Saturday, 11 August 2012

Plain packaging: acquiring commercial assets without compensation

It was announced recently that next Wednesday we will learn whether the tobacco companies' challenge to the Australian government on plain packaging has succeeded. The Australian government has been taken to task for preventing the use of brand packaging, which they regard as a breach of international law. The Australian government denies that there is any breach, claiming that it does not directly acquire the intellectual property that is constituted in the branding.

The government has no direct use for the branding and design of tobacco packaging. However it does acquire selling and marketing space by depriving tobacco companies of the use of their intellectual property in the shape of branding, and of the actual boxes and packaging in which they sell their tobacco. The hope is to prevent young people from smoking 'by encouraging them to pay more attention to the health warnings'. (See this debate.) This is a key selling point of the policy: removing the clutter of branding from the pack face in order to make health warnings more prominent. Not only are they rendering worthless the branding assets of companies, on which billions have been invested over time, but they expect packaging to dissuade the purchaser from buying the product – and the prominence of the health warnings are central to this idea.

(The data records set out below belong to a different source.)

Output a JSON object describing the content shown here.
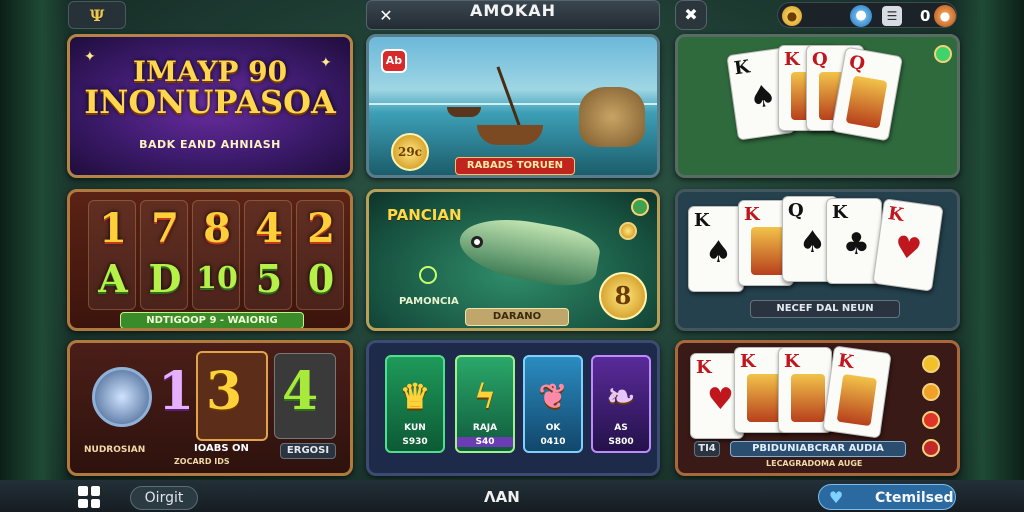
{
  "header": {
    "left_badge": "Ψ",
    "title": "AMOKAH",
    "right_value": "0"
  },
  "tiles": {
    "slots_banner": {
      "title_line1": "IMAYP 90",
      "title_line2": "INONUPASOA",
      "subtitle": "BADK EAND AHNIASH"
    },
    "fishing": {
      "badge": "Ab",
      "coin_value": "29c",
      "ribbon": "RABADS TORUEN"
    },
    "cards_top": {},
    "number_reels": {
      "row1": [
        "1",
        "7",
        "8",
        "4",
        "2"
      ],
      "row2": [
        "A",
        "D",
        "10",
        "5",
        "0"
      ],
      "ribbon": "NDTIGOOP 9 - WAIORIG"
    },
    "fish_game": {
      "title": "PANCIAN",
      "left_label": "PAMONCIA",
      "ribbon": "DARANO",
      "coin_value": "8"
    },
    "cards_mid": {
      "ribbon": "NECEF DAL NEUN"
    },
    "symbols_left": {
      "big_digits": [
        "1",
        "3",
        "4"
      ],
      "label_left": "NUDROSIAN",
      "label_mid": "IOABS ON",
      "label_mid_sub": "ZOCARD IDS",
      "label_right": "ERGOSI"
    },
    "symbols_mid": {
      "items": [
        {
          "label": "KUN",
          "value": "S930"
        },
        {
          "label": "RAJA",
          "value": "S40"
        },
        {
          "label": "OK",
          "value": "0410"
        },
        {
          "label": "AS",
          "value": "S800"
        }
      ]
    },
    "cards_bottom": {
      "ribbon_left": "TI4",
      "ribbon": "PBIDUNIABCRAR AUDIA",
      "ribbon_sub": "LECAGRADOMA AUGE"
    }
  },
  "footer": {
    "left_button": "Oirgit",
    "center_label": "ΛAN",
    "right_button": "Ctemilsed"
  },
  "colors": {
    "gold": "#ffd64d",
    "ribbon_red": "#c0251d",
    "ribbon_green": "#3a8b2a",
    "footer_blue": "#2a6aa1"
  }
}
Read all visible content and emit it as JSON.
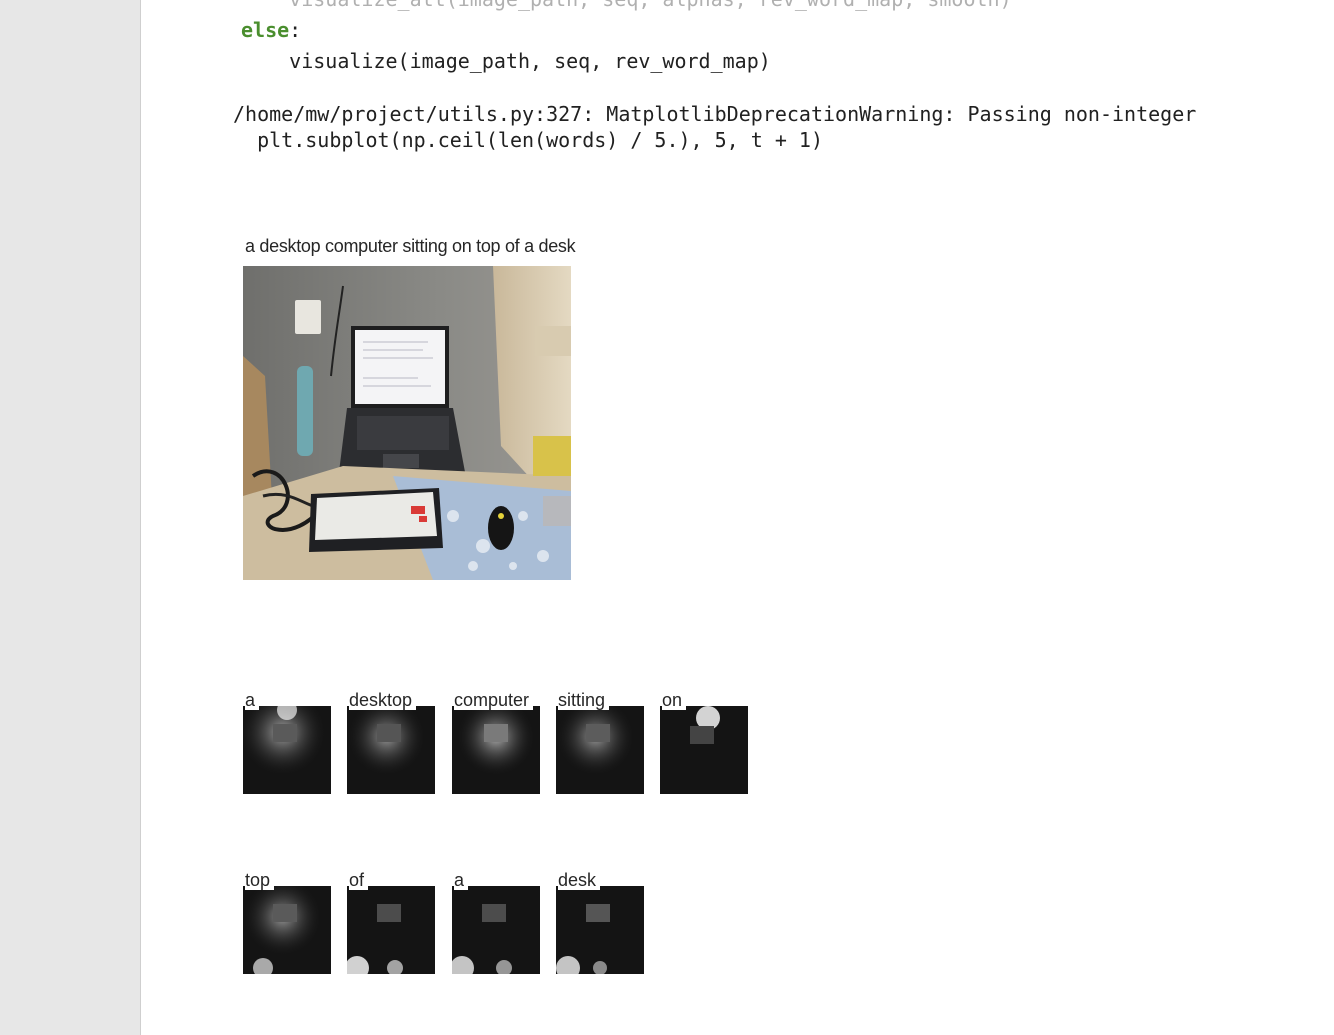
{
  "code": {
    "line_top": "    visualize_att(image_path, seq, alphas, rev_word_map, smooth)",
    "else_kw": "else",
    "else_colon": ":",
    "line_call": "    visualize(image_path, seq, rev_word_map)"
  },
  "output": {
    "warning_line": "/home/mw/project/utils.py:327: MatplotlibDeprecationWarning: Passing non-integer",
    "source_line": "  plt.subplot(np.ceil(len(words) / 5.), 5, t + 1)"
  },
  "figure": {
    "caption": "a desktop computer sitting on top of a desk"
  },
  "attention_words": {
    "row1": [
      "a",
      "desktop",
      "computer",
      "sitting",
      "on"
    ],
    "row2": [
      "top",
      "of",
      "a",
      "desk"
    ]
  },
  "colors": {
    "keyword": "#4a8e2e",
    "code_text": "#212121",
    "page_bg": "#ffffff",
    "gutter_bg": "#e7e7e7"
  }
}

The government does not acquire the branding directly via a plain packaging policy but it does acquire powers to control what goes on the wrapper, in this case to stipulate that health warnings advertising smoking cessation services are prominent. Clearly the aim is to stop smokers spending money on tobacco and encourage them to become clients of stop smoking services and smoking cessation medication. It is entirely right that tobacco companies (and others) should object to this daylight robbery, which is no less robbery because tobacco branding is not employed directly by the government.


Anonymous said...

Right. First off, I will not bring up the issue of the stigmatisation of smokers in this comment but focus instead on the obvious problems.
There is a conflict between tobacco control and tobacco companies (and I have no conflict of interest here, I despise both of them).
However the tobacco companies are being denied the right to exhibit their brand logo on their own product, a government approved and regulated product, while tobacco control have a blank canvas on which to display their message.
Is that consistent with 'natural justice' so beloved of righteous politicians? (By the way, is tobacco control paying the tobacco companies to display its message on the packs?)
Apparently this is a public health measure. Well, since we are told that obesity is a major problem among young people-of course, plain packaging is being promoted, in the UK at least, as being in the interest of the children (and who would dare argue with any such move?)-can we expect to see any time soon a move towards plain packaging for McDonald's and Coca Cola?
Oh Dear! I forgot, these are sponsors of the Olympic Games.
I suppose they must be paragons of health food and drinks, then.

Anonymous said...

Sorry, I forgot to sign that comment.
Michael Davidson.
Freedom To Choose (Scotland)
P,S. Another excellent blog, Belinda.

Mallon said...

It seems to me that a fair solution would be for the Australian Government, on behalf of their politically correct population, should compensate the Tobacco Companies to the tune of billions of dollars and go ahead then with plain packaging. Ask them to put their money where their big mouths are concerned and see how much they believe in their own initiative !

Pat Nurse MA said...

What about the rights of consumers? Why are they being stripped of brand choice and price comparison on their legitimate product of choice?

Why are they being denied the same rights as other consumers who won't have prescriptive sized goods such as those also deemed unhealthy such as alcohol, fizzy drinks or junk food?

Standardised packaging will mean that consumers will have no choice about what brand, what type of tobacco, or what size of cigarette they choose to smoke. They will, instead, be forced to buy Govt tobacco with contents and taste decided by Govt and it's smokerphobic orgs.

That's a bit like allowing the BNP to decide the health needs and services of immigrants.

Consumer rights groups should be screaming out about this. Why aren't they?

Don't forget that this is all part of the WHO's 50 year plan which ends with total control of the tobacco plant and market by Big Pharma and remaining smokers forced onto prescriptions.

Belinda said...


This is an angle I haven't considered much, as I barely ever buy tobacco, but you are entirely right about this. I am not sure which consumers' organizations actually operate these days.

Michael: thank you, that's well put.

Pat Nurse MA said...

A smokerphobic never smoker tried to tell me that my rights as a tobacco consumer were not being taken because I could still buy cigarettes even if they were to be in standardised packaging.

I asked how he would feel if he had no choice but to buy one brand and size of tea or coffee (both said recently to cause cancer) or a prescriptive standard size bar of chocolate without the right to choose whether it should be plain, milk, or with nuts, or raisens, Cadbury's or Nestle or Galaxy, but Govt issue.

After all, chocolate is bad isn't it because it causes obesity to "epidemic" proportions along with junk food so let's just get rid of all brand and product choice and allow the Govt to feed us and decide for us what we should spend our hard earned money on.

Australia has gone mad and our Govt has been infected with the insanity.